Claudius Athenodorus was a Roman eques who flourished during the reign of the emperor Domitian. He was appointed to a series of imperial offices, including praefectus annonae for the city of Rome.

Hans-Georg Pflaum noted that Athenodorus is the Greek translation of the Syrian Vaballath. This, combined with an inscription attesting that he was imperial procurator of Roman Syria during the reign of Domitian, led Pflaum to conclude Athenodorus was a native of that province. The gentilicium "Claudius" suggests that he became a citizen of Rome during the reign of emperor Claudius.

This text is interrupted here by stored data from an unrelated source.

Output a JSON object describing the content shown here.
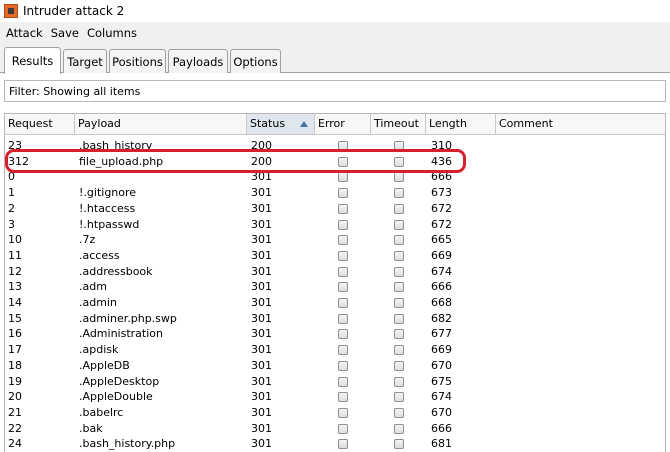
{
  "window": {
    "title": "Intruder attack 2"
  },
  "menu": {
    "items": [
      "Attack",
      "Save",
      "Columns"
    ]
  },
  "tabs": [
    "Results",
    "Target",
    "Positions",
    "Payloads",
    "Options"
  ],
  "filter": {
    "text": "Filter:  Showing all items"
  },
  "table": {
    "columns": [
      "Request",
      "Payload",
      "Status",
      "Error",
      "Timeout",
      "Length",
      "Comment"
    ],
    "sorted_column": "Status",
    "rows": [
      [
        "23",
        ".bash_history",
        "200",
        "310"
      ],
      [
        "312",
        "file_upload.php",
        "200",
        "436"
      ],
      [
        "0",
        "",
        "301",
        "666"
      ],
      [
        "1",
        "!.gitignore",
        "301",
        "673"
      ],
      [
        "2",
        "!.htaccess",
        "301",
        "672"
      ],
      [
        "3",
        "!.htpasswd",
        "301",
        "672"
      ],
      [
        "10",
        ".7z",
        "301",
        "665"
      ],
      [
        "11",
        ".access",
        "301",
        "669"
      ],
      [
        "12",
        ".addressbook",
        "301",
        "674"
      ],
      [
        "13",
        ".adm",
        "301",
        "666"
      ],
      [
        "14",
        ".admin",
        "301",
        "668"
      ],
      [
        "15",
        ".adminer.php.swp",
        "301",
        "682"
      ],
      [
        "16",
        ".Administration",
        "301",
        "677"
      ],
      [
        "17",
        ".apdisk",
        "301",
        "669"
      ],
      [
        "18",
        ".AppleDB",
        "301",
        "670"
      ],
      [
        "19",
        ".AppleDesktop",
        "301",
        "675"
      ],
      [
        "20",
        ".AppleDouble",
        "301",
        "674"
      ],
      [
        "21",
        ".babelrc",
        "301",
        "670"
      ],
      [
        "22",
        ".bak",
        "301",
        "666"
      ],
      [
        "24",
        ".bash_history.php",
        "301",
        "681"
      ]
    ]
  },
  "colors": {
    "highlight": "#d6202c",
    "sort_arrow": "#4a6fa5"
  }
}
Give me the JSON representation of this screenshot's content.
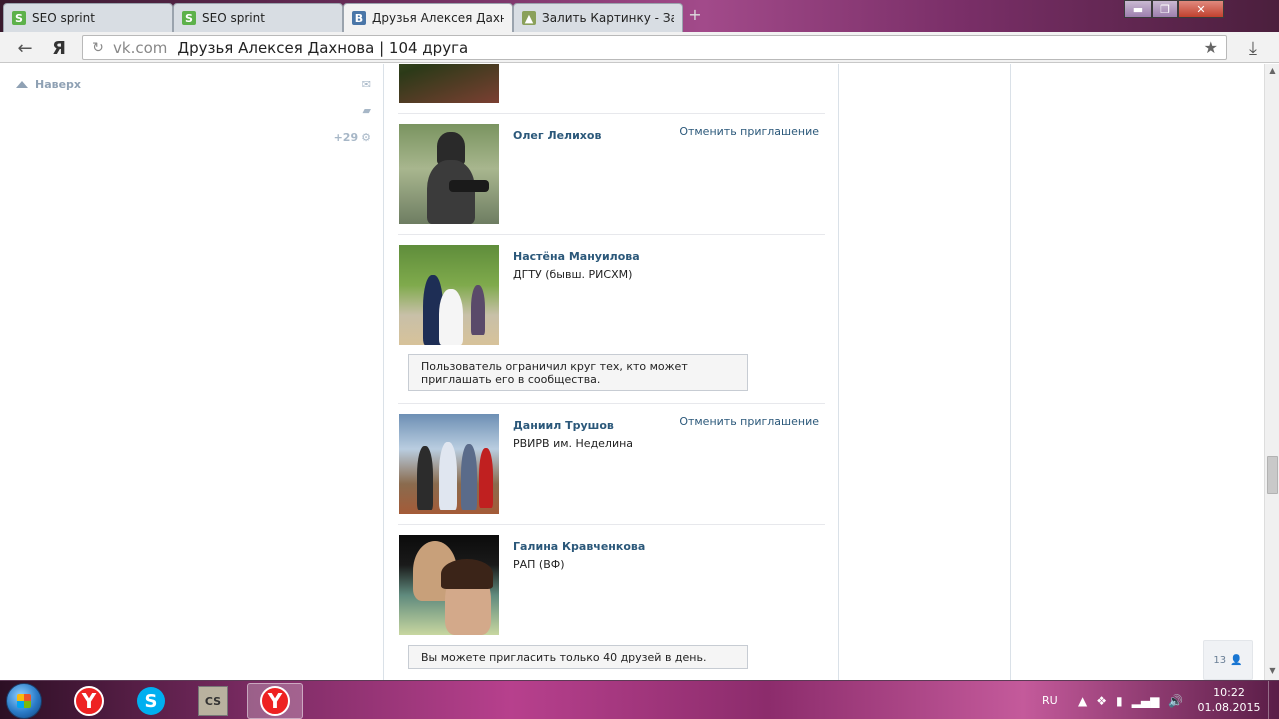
{
  "browser": {
    "tabs": [
      {
        "title": "SEO sprint",
        "icon": "seo-sprint-favicon",
        "active": false
      },
      {
        "title": "SEO sprint",
        "icon": "seo-sprint-favicon",
        "active": false
      },
      {
        "title": "Друзья Алексея Дахнова",
        "icon": "vk-favicon",
        "active": true
      },
      {
        "title": "Залить Картинку - Зал",
        "icon": "image-host-favicon",
        "active": false
      }
    ],
    "yandex_letter": "Я",
    "host": "vk.com",
    "page_title": "Друзья Алексея Дахнова | 104 друга"
  },
  "sidebar": {
    "up_label": "Наверх",
    "notifications_count": "+29"
  },
  "friends": [
    {
      "name": "",
      "subtitle": "",
      "cancel": ""
    },
    {
      "name": "Олег Лелихов",
      "subtitle": "",
      "cancel": "Отменить приглашение"
    },
    {
      "name": "Настёна Мануилова",
      "subtitle": "ДГТУ (бывш. РИСХМ)",
      "cancel": "",
      "notice": "Пользователь ограничил круг тех, кто может приглашать его в сообщества."
    },
    {
      "name": "Даниил Трушов",
      "subtitle": "РВИРВ им. Неделина",
      "cancel": "Отменить приглашение"
    },
    {
      "name": "Галина Кравченкова",
      "subtitle": "РАП (ВФ)",
      "cancel": "",
      "notice": "Вы можете пригласить только 40 друзей в день."
    }
  ],
  "online_counter": "13",
  "taskbar": {
    "apps": [
      "yandex-browser",
      "skype",
      "counter-strike",
      "yandex-browser-active"
    ],
    "language": "RU",
    "time": "10:22",
    "date": "01.08.2015"
  }
}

The other appointment Athenodorus is known to have held was praefectus annonae or overseer in charge of the public dole of bread for the inhabitants of Rome. Because he is the only known procurator of the imperial properties who advanced to this prefecture, it is difficult to estimate the lapse of time that could have elapsed between the two functions. Henriette Pavis d'Escurac dated his procuratorship of Syria to the earlier part of the reign of Domitian, and his prefecture of the public dole to the last eight years of Domitian's rule, between Marcus Mettius Rufus and Gaius Minicius Italus, which would be c. 88 to c. 96.

Except for these two appointments, nothing more is known of Claudius Athenodorus.